Si diede della stupida per aver creduto che fosse realmente stato li. La sua immaginazione ultimamente le giocava brutti scherzi. Calmando il ritmo del suo cuore si rimise sotto le coperte e piombò in un sonno senza più incubi.

Non era riuscito a resistere alla tentazione di andare da lei. Doveva vederla. Non ne capiva il motivo, ma era il suo istinto che lo condusse nella sua camera. Volò dentro la stanza attraversando la finestra, fortunatamente aperta.
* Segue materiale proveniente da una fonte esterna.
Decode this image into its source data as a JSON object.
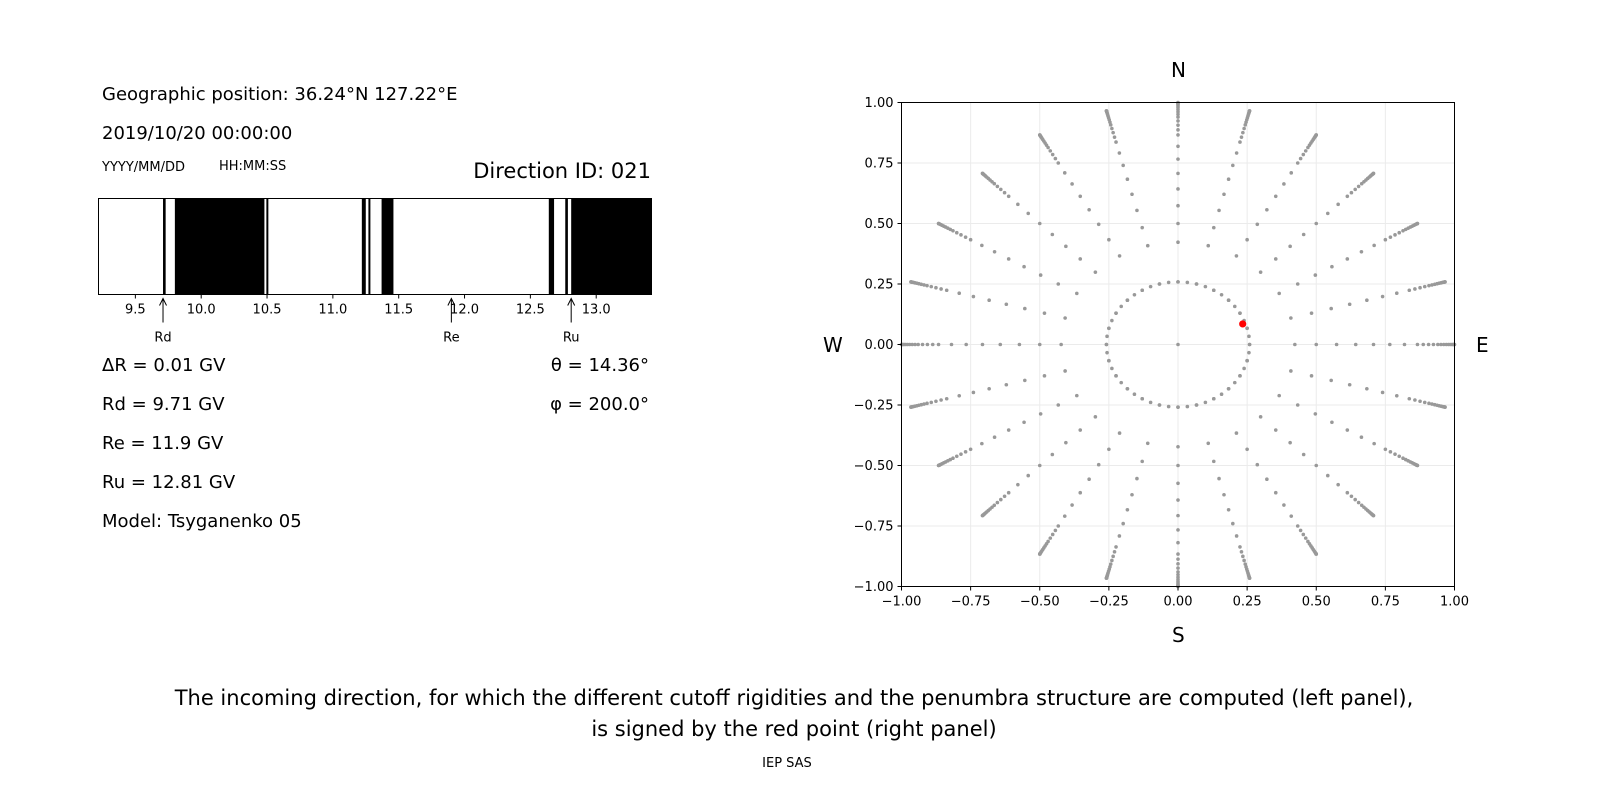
{
  "left_panel": {
    "geo_position": "Geographic position: 36.24°N 127.22°E",
    "datetime": "2019/10/20 00:00:00",
    "date_format": "YYYY/MM/DD",
    "time_format": "HH:MM:SS",
    "direction_id": "Direction ID: 021",
    "delta_r": "ΔR = 0.01 GV",
    "rd": "Rd = 9.71 GV",
    "re": "Re = 11.9 GV",
    "ru": "Ru = 12.81 GV",
    "model": "Model: Tsyganenko 05",
    "theta": "θ = 14.36°",
    "phi": "φ = 200.0°",
    "markers": [
      {
        "label": "Rd",
        "value": 9.71
      },
      {
        "label": "Re",
        "value": 11.9
      },
      {
        "label": "Ru",
        "value": 12.81
      }
    ]
  },
  "right_panel": {
    "north": "N",
    "south": "S",
    "west": "W",
    "east": "E"
  },
  "caption_line1": "The incoming direction, for which the different cutoff rigidities and the penumbra structure are computed (left panel),",
  "caption_line2": "is signed by the red point (right panel)",
  "footer": "IEP SAS",
  "chart_data": [
    {
      "type": "penumbra-bar",
      "xlim": [
        9.22,
        13.42
      ],
      "xticks": [
        9.5,
        10.0,
        10.5,
        11.0,
        11.5,
        12.0,
        12.5,
        13.0
      ],
      "forbidden_bands": [
        [
          9.71,
          9.73
        ],
        [
          9.8,
          10.48
        ],
        [
          10.495,
          10.51
        ],
        [
          11.22,
          11.25
        ],
        [
          11.27,
          11.285
        ],
        [
          11.37,
          11.46
        ],
        [
          12.64,
          12.68
        ],
        [
          12.765,
          12.785
        ],
        [
          12.81,
          13.42
        ]
      ],
      "band_color": "#000000"
    },
    {
      "type": "scatter",
      "xlim": [
        -1.0,
        1.0
      ],
      "ylim": [
        -1.0,
        1.0
      ],
      "xticks": [
        -1.0,
        -0.75,
        -0.5,
        -0.25,
        0.0,
        0.25,
        0.5,
        0.75,
        1.0
      ],
      "yticks": [
        -1.0,
        -0.75,
        -0.5,
        -0.25,
        0.0,
        0.25,
        0.5,
        0.75,
        1.0
      ],
      "grid": true,
      "grid_directions": {
        "zenith_angles_deg": [
          0,
          15,
          25,
          30,
          35,
          40,
          45,
          50,
          55,
          60,
          62.5,
          65,
          67.5,
          70,
          72,
          74,
          76,
          78,
          80,
          82,
          84,
          86,
          88,
          90
        ],
        "azimuth_step_deg": 15,
        "color": "#999999"
      },
      "highlight": {
        "x": 0.234,
        "y": 0.085,
        "color": "#ff0000"
      }
    }
  ]
}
La vide. Stava dormendo profondamente, con le coperte che le coprivano solo metà del corpo. I capelli rossi le si distribuivano sul cuscino come una cascata di fuoco. Si avvicinò al letto, facendo attenzione a non svegliarla. La fissò. Era davvero bellissima. Ma non era quella bellezza comune, era speciale. Con quelle allegre lentiggini che le decoravano il grazioso nasino all'insù e quelle labbra morbide e rosa come i petali di un fiore.
Vide il suo corpo fare dei leggeri scatti. Probabilmente stava sognado, ma dalla sua espressione capì che non doveva essere stato un bel sogno. Voleva svegliarla per rassicurarla, dirle che non doveva avere paura, che ora era li con lei e non avrebbe permesso a nessuno di toccarla. Si stupì di provare un così forte sentimento per una persona. Ne fu anche spaventato al tempo stesso. Non poteva innamorarsi. Lui era Peter Pan. E Peter Pan non prova sentimenti, sopratutto non di quel genere. Ma quello che sentiva era più forte di lui e non riusciva a fermarlo.
D'un trattò Parker aprì gli occhi e lo guardò.
*Merda* pensò. Avrebbe pensato che fosse un maniaco, e stranamente non voleva farle pensare questo. Per sua fortuna la ragazza era assonnata e non sembrava credere a quello che stava vedendo. Appena lei si distrasse sfregandosi gli occhi volò via sparendo nel buio della notte.
Doveva reprimere il suo affetto per quella ragazza anche a costo di farsi odiare da lei. No. Non l'avrebbe mostrato a nessuno quanto era condizionato da Parker. Sarebbe diventata la sua debolezza e questo non poteva permetterlo. Lui non aveva punti deboli e non li avrebbe mai avuti.